In 5 years all ASICs will be replaced by this...

[DeathAndTaxes]

The question isn't necessarily how fast it can compute anything, it's how fast it can compute SHA256. By the time this is out, there will be better ASICs that will be faster for mining than this thing.

Exactly.  This is rather unremarkable compared to the power of existing ASICs.  The article doesn't mention integer performance and that isn't unusual most super computers are focusing on high floating point performance and high bandwidth interconnects. 

Still if we assume an equivalent integer performance (more likely it will be significantly lower) that would be 10 trillion IntOps per second.  SHA-256 is 80 rounds lets assume (highly optimistically) that it can do one round per IntOp that would be 80 IntOps per hash.  Lets round up to 100 to include loading, incrementing, checking logic.   So 10 trillion integer operations = 100 GH/s.

[Come-from-Beyond]

The question isn't necessarily how fast it can compute anything, it's how fast it can compute SHA256. By the time this is out, there will be better ASICs that will be faster for mining than this thing.
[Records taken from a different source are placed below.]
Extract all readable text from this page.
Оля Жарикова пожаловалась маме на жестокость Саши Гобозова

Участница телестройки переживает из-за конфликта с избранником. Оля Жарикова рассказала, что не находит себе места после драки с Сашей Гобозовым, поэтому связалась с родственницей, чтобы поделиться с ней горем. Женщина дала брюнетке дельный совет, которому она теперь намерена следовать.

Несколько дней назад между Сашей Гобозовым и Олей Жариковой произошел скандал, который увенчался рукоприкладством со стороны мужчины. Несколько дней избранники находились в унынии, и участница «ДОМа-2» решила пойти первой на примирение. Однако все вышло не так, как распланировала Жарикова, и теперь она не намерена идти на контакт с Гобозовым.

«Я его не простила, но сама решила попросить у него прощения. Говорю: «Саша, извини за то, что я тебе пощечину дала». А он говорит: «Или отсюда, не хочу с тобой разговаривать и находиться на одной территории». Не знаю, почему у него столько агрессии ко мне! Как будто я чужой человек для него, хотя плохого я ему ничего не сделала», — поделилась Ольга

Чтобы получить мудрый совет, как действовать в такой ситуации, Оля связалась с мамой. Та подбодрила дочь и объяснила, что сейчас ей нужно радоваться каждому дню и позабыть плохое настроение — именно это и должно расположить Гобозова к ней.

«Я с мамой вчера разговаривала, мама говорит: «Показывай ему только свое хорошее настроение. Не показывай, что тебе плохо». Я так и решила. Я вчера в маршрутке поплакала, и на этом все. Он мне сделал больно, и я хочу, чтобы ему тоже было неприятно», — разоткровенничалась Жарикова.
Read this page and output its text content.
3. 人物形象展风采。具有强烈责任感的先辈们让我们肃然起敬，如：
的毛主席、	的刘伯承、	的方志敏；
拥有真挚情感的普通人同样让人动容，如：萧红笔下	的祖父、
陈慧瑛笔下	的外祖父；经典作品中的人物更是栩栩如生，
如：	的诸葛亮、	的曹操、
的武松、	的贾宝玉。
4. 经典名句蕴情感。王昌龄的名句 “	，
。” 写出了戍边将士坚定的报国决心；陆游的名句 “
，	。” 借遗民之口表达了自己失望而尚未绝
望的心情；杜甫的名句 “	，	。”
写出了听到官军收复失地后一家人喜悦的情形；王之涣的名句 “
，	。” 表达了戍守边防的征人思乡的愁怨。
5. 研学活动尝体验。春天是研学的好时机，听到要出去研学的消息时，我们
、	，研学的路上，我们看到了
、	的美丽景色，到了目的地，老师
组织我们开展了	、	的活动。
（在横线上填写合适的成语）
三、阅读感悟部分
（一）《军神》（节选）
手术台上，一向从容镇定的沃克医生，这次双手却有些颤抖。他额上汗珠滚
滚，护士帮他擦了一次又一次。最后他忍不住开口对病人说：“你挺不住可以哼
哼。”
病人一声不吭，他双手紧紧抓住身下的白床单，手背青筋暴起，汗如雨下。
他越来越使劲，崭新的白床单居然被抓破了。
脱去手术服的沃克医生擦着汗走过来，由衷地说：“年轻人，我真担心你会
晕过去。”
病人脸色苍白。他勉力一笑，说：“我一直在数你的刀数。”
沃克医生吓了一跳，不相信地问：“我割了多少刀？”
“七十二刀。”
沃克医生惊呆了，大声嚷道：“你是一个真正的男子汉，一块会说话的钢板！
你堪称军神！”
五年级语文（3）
Exactly.  This is rather unremarkable compared to the power of existing ASICs.  The article doesn't mention integer performance and that isn't unusual most super computers are focusing on high floating point performance and high bandwidth interconnects.  

Still if we assume an equivalent integer performance (more likely it will be significantly lower) that would be 10 trillion IntOps per second.  SHA-256 is 80 rounds lets assume (highly optimistically) that it can do one round per IntOp that would be 80 IntOps per hash.  Lets round up to 100 to include loading, incrementing, checking logic.   So 10 trillion integer operations = 100 GH/s.

Difference between floating point and integer is not so big. Look at SSE registers that work with the both representations using the same bits but slightly different opcodes.

Edit: Even more, 1 floating point operation equals to 4 integer operations.